Image copyright © by Marcus Trahan

Bullets Over Broadway

(1994)

It’s hard to recall another Woody Allen film where people actually get killed. In fact, there is seldom any violence at all; people in his films tend to hurt one another with their words, not their fists or firearms. Several people are killed in this one, but it’s not at all bloody.

And it’s definitely a comedy. John Cusack is one of those insufferable playwrights who feel their work can change the world. Okay, he’s young. But he believes it, and thinks he’s ready to defend the immortal words of his crap play to the death. But he hasn’t met Jennifer Tilly yet. He hasn’t been able to get financing to get the play produced until his agent, Jack Warden, finds a gangster whose idiot, talentless, shrill, stupid moll wants to be an actress. He agrees to bankroll the play on the condition that the silly twit gets a part in it. So that’s Cusack’s first compromise.

He compromises more and more, and the funny thing is, most of the things he gives up make it a better play. The amazing Tracy Ullman is cast. Then an over-the-hill Broadway diva, played brilliantly by Dianne Wiest (she won the supporting Oscar for this). Then one of my favorite character actors, Jim Broadbent, as a man who compulsively eats whenever he gets a role. He fattens up considerably during rehearsals, when he is always stuffing his pockets with food.

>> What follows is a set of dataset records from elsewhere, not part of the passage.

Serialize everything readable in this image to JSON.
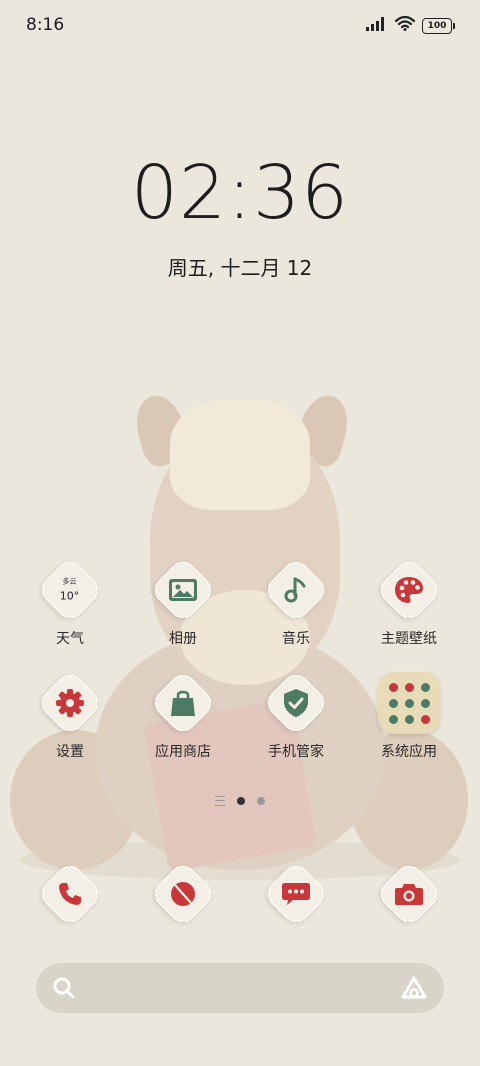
{
  "status_bar": {
    "time": "8:16",
    "battery": "100"
  },
  "lockclock": {
    "time": "02:36",
    "date": "周五, 十二月 12"
  },
  "apps": {
    "weather": {
      "label": "天气",
      "desc": "多云",
      "temp": "10°"
    },
    "album": {
      "label": "相册"
    },
    "music": {
      "label": "音乐"
    },
    "themes": {
      "label": "主题壁纸"
    },
    "settings": {
      "label": "设置"
    },
    "appstore": {
      "label": "应用商店"
    },
    "security": {
      "label": "手机管家"
    },
    "system_folder": {
      "label": "系统应用"
    }
  },
  "dock": [
    "phone-icon",
    "browser-icon",
    "messages-icon",
    "camera-icon"
  ],
  "pager": {
    "pages": 2,
    "active": 1
  },
  "colors": {
    "accent_red": "#c8383a",
    "icon_green": "#4c7a62",
    "background": "#ebe7dc"
  }
}
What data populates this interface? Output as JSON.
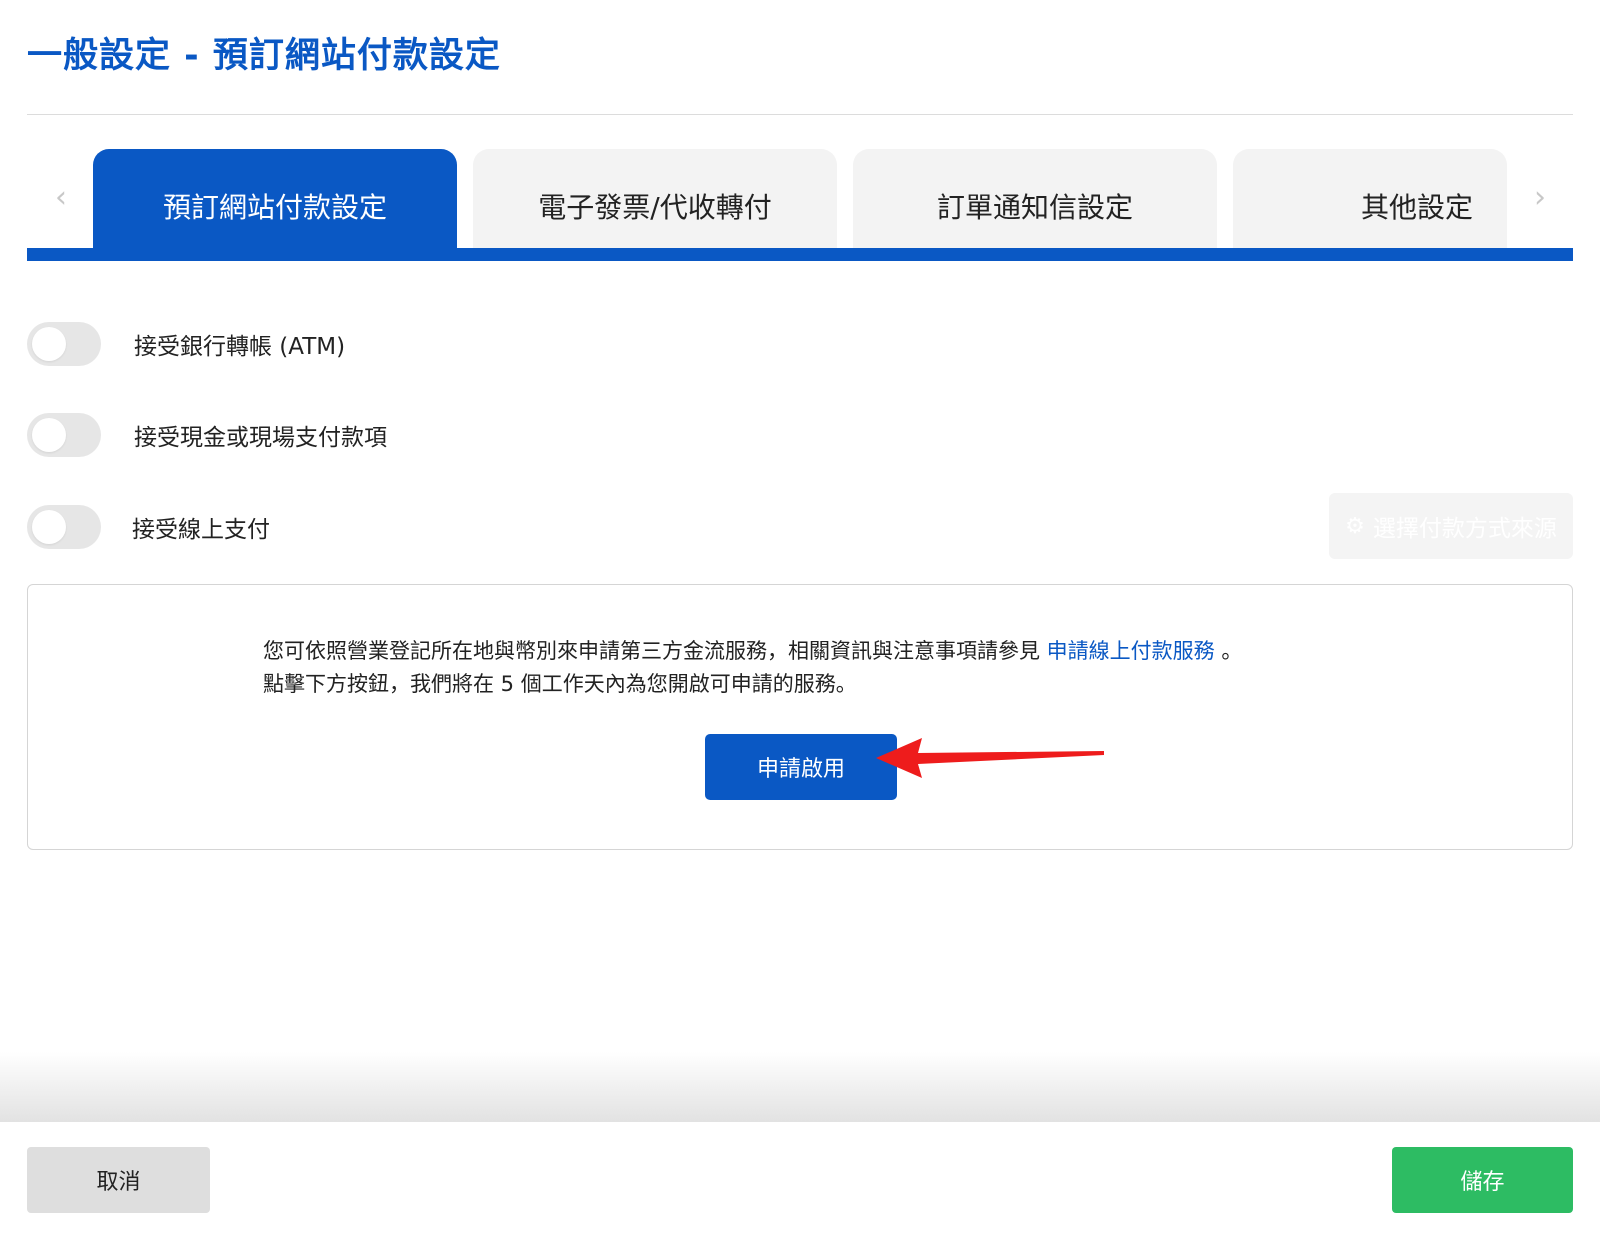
{
  "header": {
    "title": "一般設定 - 預訂網站付款設定"
  },
  "tabs": [
    {
      "label": "預訂網站付款設定",
      "active": true
    },
    {
      "label": "電子發票/代收轉付",
      "active": false
    },
    {
      "label": "訂單通知信設定",
      "active": false
    },
    {
      "label": "其他設定",
      "active": false
    }
  ],
  "tab_nav": {
    "prev_icon": "chevron-left-icon",
    "next_icon": "chevron-right-icon",
    "prev_glyph": "‹",
    "next_glyph": "›"
  },
  "toggles": [
    {
      "label": "接受銀行轉帳 (ATM)",
      "enabled": false
    },
    {
      "label": "接受現金或現場支付款項",
      "enabled": false
    },
    {
      "label": "接受線上支付",
      "enabled": false
    }
  ],
  "source_button": {
    "icon": "gear-icon",
    "icon_glyph": "⚙",
    "label": "選擇付款方式來源",
    "disabled": true
  },
  "info": {
    "line1_prefix": "您可依照營業登記所在地與幣別來申請第三方金流服務，相關資訊與注意事項請參見 ",
    "link_text": "申請線上付款服務",
    "line1_suffix": " 。",
    "line2": "點擊下方按鈕，我們將在 5 個工作天內為您開啟可申請的服務。",
    "apply_label": "申請啟用"
  },
  "footer": {
    "cancel_label": "取消",
    "save_label": "儲存"
  },
  "colors": {
    "primary": "#0a58c4",
    "save": "#2dbc63",
    "cancel_bg": "#dedede",
    "annotation_arrow": "#ee1c1c"
  }
}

But the key player here is Chazz Palminteri, who got an Oscar nomination. He is the tough bodyguard who has to look after Tilly. He is bored witless sitting in the seats day after day and seeing this crap play rehearsed. So he begins to pay attention to it … and finds ways to make it better. Much better. Soon Cusack is turning to him whenever there’s a problem, and he promptly solves it. Not long after that he has become a full-time collaborator, and the virtually the play’s author. See, he knows how the real world works, while Cusack has had his head up his philosophical ass all his life. But Chazz has a fatal flaw. It turns out that he is the one who will do anything for his art, and will not accept compromise. There is one terrible thing about the play that he can’t do anything about, and it’s clear to everybody as well as him. And that is Tilly. She is awful, is not going to get any better, and she’s ruining the play. But for a practical man, a man who has made his living killing people, the solution is obvious …

It is set in the 1920s, and it looks just terrific. It’s a great little movie, and I love the way it ends. In fact, I like everything about it.